Brookfield Zoo Mourns Death of Matriarchal Giraffe, Mithra, 27

(Courtesy Brookfield Zoo)(Courtesy Brookfield Zoo)

One of the oldest giraffes in a North American zoo – Brookfield Zoo’s matriarchal giraffe, Mithra – died last week at the age of 27.

Mithra called the zoo home for 25 years after arriving in September 1992. Two years later, she gave birth to a male offspring, who went on to sire several calves of his own. Mithra’s genetic line now includes a grandson, two granddaughters and four great-grandsons.

Mithra’s death on Nov. 2 comes as Lincoln Park Zoo mourns the death of its female polar bear, Kobe, a 16-year-old whose health went into sudden decline and who was euthanized Oct. 19 after tests showed signs of kidney failure.
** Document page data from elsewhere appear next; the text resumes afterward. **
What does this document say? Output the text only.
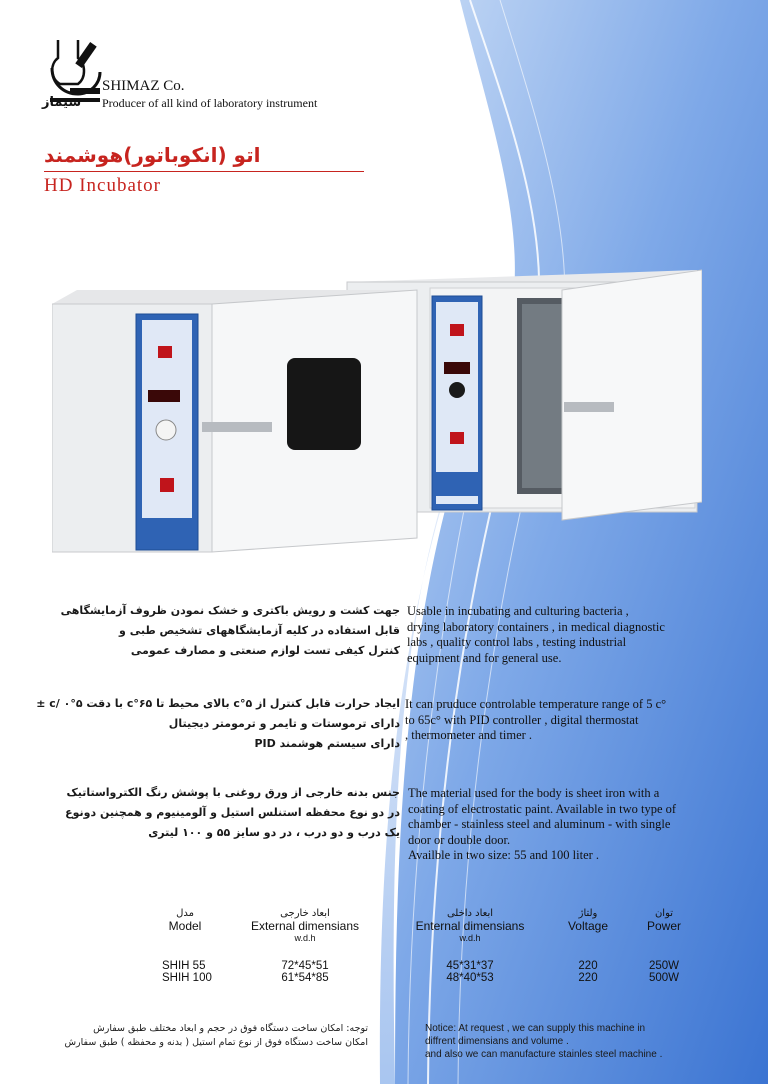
شیماز
SHIMAZ Co.
Producer of all kind of laboratory instrument
اتو (انکوباتور)هوشمند
HD Incubator

جهت کشت و رویش باکتری و خشک نمودن ظروف آزمایشگاهی

قابل استفاده در کلیه آزمایشگاههای تشخیص طبی و

کنترل کیفی تست لوازم صنعتی و مصارف عمومی

Usable in incubating and culturing bacteria ,

drying laboratory containers , in medical diagnostic

labs , quality control labs , testing industrial

equipment and for general use.

ایجاد حرارت قابل کنترل از ۵°c بالای محیط تا ۶۵°c با دقت ۵°c/ ۰ ±

دارای ترموستات و تایمر و ترمومتر دیجیتال

دارای سیستم هوشمند PID

It can pruduce controlable temperature range of 5 c°

to 65c° with PID controller , digital thermostat

, thermometer and timer .

جنس بدنه خارجی از ورق روغنی با پوشش رنگ الکترواستاتیک

در دو نوع محفظه استنلس استیل و آلومینیوم و همچنین دونوع

یک درب و دو درب ، در دو سایز ۵۵ و ۱۰۰ لیتری

The material used for the body is sheet iron with a

coating of electrostatic paint. Available in two type of

chamber - stainless steel and aluminum - with single

door or double door.

Availble in two size: 55 and 100 liter .

مدل
Model
ابعاد خارجی
External dimensians
w.d.h
ابعاد داخلی
Enternal dimensians
w.d.h
ولتاژ
Voltage
توان
Power
SHIH 55
SHIH 100
72*45*51
61*54*85
45*31*37
48*40*53
220
220
250W
500W
توجه: امکان ساخت دستگاه فوق در حجم و ابعاد مختلف طبق سفارش
امکان ساخت دستگاه فوق از نوع تمام استیل ( بدنه و محفظه ) طبق سفارش
Notice: At request , we can supply this machine in
diffrent dimensians and volume .
and also we can manufacture stainles steel machine .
At 27, Mithra surpassed the median life expectancy for giraffes, which is about 17-20 years, said Bill Zeigler, senior vice president of animal programs for the Chicago Zoological Society, which operates Brookfield Zoo.

In recent years, Mithra began experiencing joint pain, which Zeigler said is natural for elderly giraffes.
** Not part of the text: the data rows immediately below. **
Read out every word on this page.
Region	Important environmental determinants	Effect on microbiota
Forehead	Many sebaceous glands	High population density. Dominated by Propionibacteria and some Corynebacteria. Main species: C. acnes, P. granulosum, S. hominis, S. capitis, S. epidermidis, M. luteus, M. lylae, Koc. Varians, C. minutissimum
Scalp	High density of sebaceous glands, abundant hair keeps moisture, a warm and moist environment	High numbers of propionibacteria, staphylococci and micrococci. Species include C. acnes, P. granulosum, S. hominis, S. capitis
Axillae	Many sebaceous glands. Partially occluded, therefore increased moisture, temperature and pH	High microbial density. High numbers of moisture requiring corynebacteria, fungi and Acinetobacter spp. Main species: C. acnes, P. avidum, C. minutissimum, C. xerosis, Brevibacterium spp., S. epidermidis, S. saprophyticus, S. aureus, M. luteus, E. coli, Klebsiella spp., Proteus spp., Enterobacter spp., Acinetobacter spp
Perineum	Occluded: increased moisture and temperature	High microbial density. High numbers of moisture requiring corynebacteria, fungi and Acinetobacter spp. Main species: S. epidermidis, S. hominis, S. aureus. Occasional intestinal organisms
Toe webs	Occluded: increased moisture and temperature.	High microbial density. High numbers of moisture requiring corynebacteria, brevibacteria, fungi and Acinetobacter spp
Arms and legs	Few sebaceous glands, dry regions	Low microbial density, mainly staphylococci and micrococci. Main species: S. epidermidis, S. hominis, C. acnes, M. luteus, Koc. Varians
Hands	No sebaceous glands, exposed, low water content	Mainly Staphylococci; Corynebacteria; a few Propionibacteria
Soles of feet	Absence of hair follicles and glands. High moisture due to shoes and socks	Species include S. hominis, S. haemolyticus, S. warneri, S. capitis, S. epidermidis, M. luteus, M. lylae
“We had been evaluating her for a couple of years now,” Zeigler said. “The fact that she was much older, she goes through the same things that humans do. You get arthritis and some degenerative bone issues.”

(Courtesy Brookfield Zoo)(Courtesy Brookfield Zoo)
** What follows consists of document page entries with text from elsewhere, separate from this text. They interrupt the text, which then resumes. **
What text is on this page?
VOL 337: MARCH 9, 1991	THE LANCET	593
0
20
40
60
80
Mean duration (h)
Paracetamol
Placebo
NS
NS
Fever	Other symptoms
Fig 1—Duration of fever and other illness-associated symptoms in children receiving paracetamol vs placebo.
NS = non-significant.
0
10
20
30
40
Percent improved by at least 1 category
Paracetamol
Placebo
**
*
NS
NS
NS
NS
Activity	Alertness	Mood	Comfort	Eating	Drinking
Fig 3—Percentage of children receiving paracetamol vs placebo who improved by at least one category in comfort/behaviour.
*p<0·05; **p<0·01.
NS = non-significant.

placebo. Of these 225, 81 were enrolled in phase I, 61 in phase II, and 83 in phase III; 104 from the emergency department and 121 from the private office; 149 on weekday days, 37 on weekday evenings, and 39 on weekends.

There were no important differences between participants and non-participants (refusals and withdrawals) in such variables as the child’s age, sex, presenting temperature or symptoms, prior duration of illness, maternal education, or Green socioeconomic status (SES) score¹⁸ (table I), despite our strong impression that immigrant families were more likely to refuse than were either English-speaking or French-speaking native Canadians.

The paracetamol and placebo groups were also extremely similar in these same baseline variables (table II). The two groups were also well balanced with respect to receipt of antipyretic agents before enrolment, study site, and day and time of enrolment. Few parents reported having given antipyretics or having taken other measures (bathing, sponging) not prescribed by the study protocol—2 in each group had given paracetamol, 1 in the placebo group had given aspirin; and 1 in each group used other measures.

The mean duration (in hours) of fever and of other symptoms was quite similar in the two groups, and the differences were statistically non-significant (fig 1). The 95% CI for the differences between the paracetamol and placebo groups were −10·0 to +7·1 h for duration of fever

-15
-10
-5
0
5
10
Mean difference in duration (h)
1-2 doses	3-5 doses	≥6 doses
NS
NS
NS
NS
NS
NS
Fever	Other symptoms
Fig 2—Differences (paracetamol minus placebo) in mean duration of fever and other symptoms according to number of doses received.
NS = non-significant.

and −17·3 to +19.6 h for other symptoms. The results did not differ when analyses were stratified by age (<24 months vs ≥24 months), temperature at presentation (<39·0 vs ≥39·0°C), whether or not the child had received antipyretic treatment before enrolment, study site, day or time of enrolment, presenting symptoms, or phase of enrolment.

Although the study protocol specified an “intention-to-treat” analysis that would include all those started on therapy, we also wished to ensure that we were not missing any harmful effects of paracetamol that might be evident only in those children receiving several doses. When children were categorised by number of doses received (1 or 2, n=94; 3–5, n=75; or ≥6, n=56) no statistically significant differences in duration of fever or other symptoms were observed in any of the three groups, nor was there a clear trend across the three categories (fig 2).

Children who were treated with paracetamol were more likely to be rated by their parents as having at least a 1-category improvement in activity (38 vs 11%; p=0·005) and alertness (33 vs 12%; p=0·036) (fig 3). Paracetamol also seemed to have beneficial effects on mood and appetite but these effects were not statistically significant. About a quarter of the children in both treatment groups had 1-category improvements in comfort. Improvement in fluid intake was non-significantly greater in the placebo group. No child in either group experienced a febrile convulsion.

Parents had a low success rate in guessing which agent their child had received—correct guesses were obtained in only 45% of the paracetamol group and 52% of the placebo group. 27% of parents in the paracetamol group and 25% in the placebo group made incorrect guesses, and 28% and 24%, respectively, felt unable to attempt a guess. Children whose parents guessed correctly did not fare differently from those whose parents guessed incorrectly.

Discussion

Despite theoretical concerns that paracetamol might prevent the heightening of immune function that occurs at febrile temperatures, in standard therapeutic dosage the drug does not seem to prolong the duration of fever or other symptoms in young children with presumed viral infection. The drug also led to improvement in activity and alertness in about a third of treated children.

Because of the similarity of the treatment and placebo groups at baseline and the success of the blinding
Zeigler said staff gave Mithra some of the same medication humans use to control pain from conditions like arthritis, which allowed her to remain comfortable and stay with the other giraffes in the zoo’s herd. But as Mithra’s condition declined in recent months, staff decided that euthanizing her was the best option.

“You get to a point where you can try and [increase] pain meds, but then you begin having problems because of the pain medication and its impact on organs and everything else,” Zeigler said. “Everyone, including her keeper, completely agreed that this was a much more humane way to deal with her age [and worsening condition].”

The zoo’s current giraffe herd includes Jasiri, 12; Arnieta, 10; Potoka, 4; and Ato, 2.

“She was the grand dame of the whole group,” Zeigler said. “She was a family member, so staff here were obviously emotionally impacted by this, although they helped make the decision because they were aware of her condition.”